The Education Trust, an organization that promotes high academic achievement for students at all levels, recently recognized Old Dominion University as one of the nation’s top 15 higher education institutions with African-American student graduation rates that were significantly higher than averages for comparable higher education institutions.
Sara Hunter, a recent Old Dominion communications and marketing graduate, is just one of many beneficiaries of University initiatives that provide students with academic and social support as well as an environment that values diversity and inclusion.
“For me, as an African-American woman, ODU made me feel comfortable to be myself. I had a support system to motivate me to keep striving and be resilient when going after my goals, ” Hunter said.
Hunter had a unique opportunity to intern both at WVEC Channel 13, in Norfolk, and Old Dominion’s Office of Strategic Communication and Marketing, while being mentored by Giovanna Genard, the University’s assistant vice president for strategic communication and marketing. After graduation, Hunter pursued a career in communications at the U.S. Department of Defense in Washington, D.C.
“My advisors have encouraged me to work twice as hard so I could stand out in my field of study,” she said. “That gave me the push.”
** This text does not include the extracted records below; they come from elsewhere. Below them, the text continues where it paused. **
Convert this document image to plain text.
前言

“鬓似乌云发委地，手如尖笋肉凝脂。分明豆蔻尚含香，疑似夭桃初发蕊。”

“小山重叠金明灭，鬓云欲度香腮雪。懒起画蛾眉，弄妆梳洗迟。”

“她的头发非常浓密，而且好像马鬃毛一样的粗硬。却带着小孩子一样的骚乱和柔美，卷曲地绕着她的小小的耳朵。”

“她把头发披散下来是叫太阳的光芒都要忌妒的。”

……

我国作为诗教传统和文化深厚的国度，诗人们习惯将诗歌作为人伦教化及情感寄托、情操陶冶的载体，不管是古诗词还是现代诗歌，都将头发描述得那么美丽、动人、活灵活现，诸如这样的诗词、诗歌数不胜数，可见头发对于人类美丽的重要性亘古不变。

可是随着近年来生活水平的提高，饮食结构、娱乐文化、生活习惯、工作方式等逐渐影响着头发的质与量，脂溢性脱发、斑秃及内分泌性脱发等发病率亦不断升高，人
Nationally, 41 percent of African-American students graduate within six years from a four-year college or university in the United States, compared to 63 percent of white students, according to the Education Trust study. The reasons for the gap vary from financial challenges to lack of academic preparation.
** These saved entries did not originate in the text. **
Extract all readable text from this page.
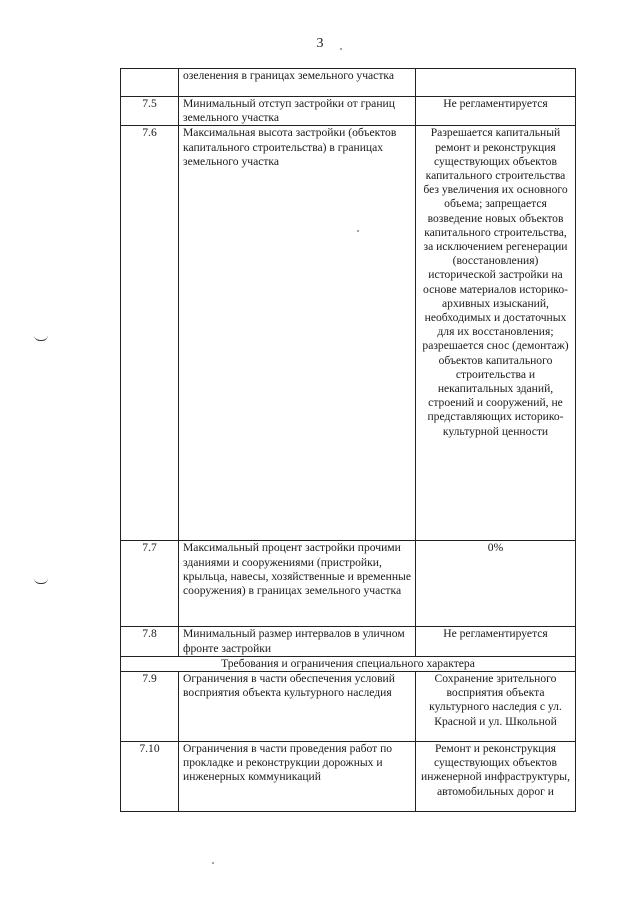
3
	озеленения в границах земельного участка	
7.5	Минимальный отступ застройки от границ земельного участка	Не регламентируется
7.6	Максимальная высота застройки (объектов капитального строительства) в границах земельного участка	Разрешается капитальный ремонт и реконструкция существующих объектов капитального строительства без увеличения их основного объема; запрещается возведение новых объектов капитального строительства, за исключением регенерации (восстановления) исторической застройки на основе материалов историко-архивных изысканий, необходимых и достаточных для их восстановления; разрешается снос (демонтаж) объектов капитального строительства и некапитальных зданий, строений и сооружений, не представляющих историко-культурной ценности
7.7	Максимальный процент застройки прочими зданиями и сооружениями (пристройки, крыльца, навесы, хозяйственные и временные сооружения) в границах земельного участка	0%
7.8	Минимальный размер интервалов в уличном фронте застройки	Не регламентируется
Требования и ограничения специального характера		
7.9	Ограничения в части обеспечения условий восприятия объекта культурного наследия	Сохранение зрительного восприятия объекта культурного наследия с ул. Красной и ул. Школьной
7.10	Ограничения в части проведения работ по прокладке и реконструкции дорожных и инженерных коммуникаций	Ремонт и реконструкция существующих объектов инженерной инфраструктуры, автомобильных дорог и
Johnny Young, assistant vice president for student engagement and enrollment services (SEES) and an advisor for Old Dominion University’s Brother 2 Brother chapter, said the University makes it a priority to bridge the gap.
Brother 2 Brother is a national organization that mentors and provides support to young minority males. Although the chapter is relatively new at ODU, Young said he expects a positive return on the investment.
“By having a Brother 2 Brother chapter at ODU, I expect the retention and graduation rates to increase further,” he said.
Young added that diversity is one of the top reasons students cite for attending Old Dominion.
“When I think about the African-American student population, Latino and some of the other historical disadvantaged groups, it’s diversity that attracts them to ODU,” he said. “They see that this is a place where minority students can thrive; they know they are supported and they know people understand their challenges and backgrounds.”
Other initiatives to help students achieve success include ODU’s “First-Gen to Faculty” program and “Mane Connect.” First-Gen to Faculty brings together faculty members who were first in their families to graduate from college with first-generation students for mentoring and group meetings. Mane Connect helps freshmen identify and meet their goals while pairing them with academic coaches.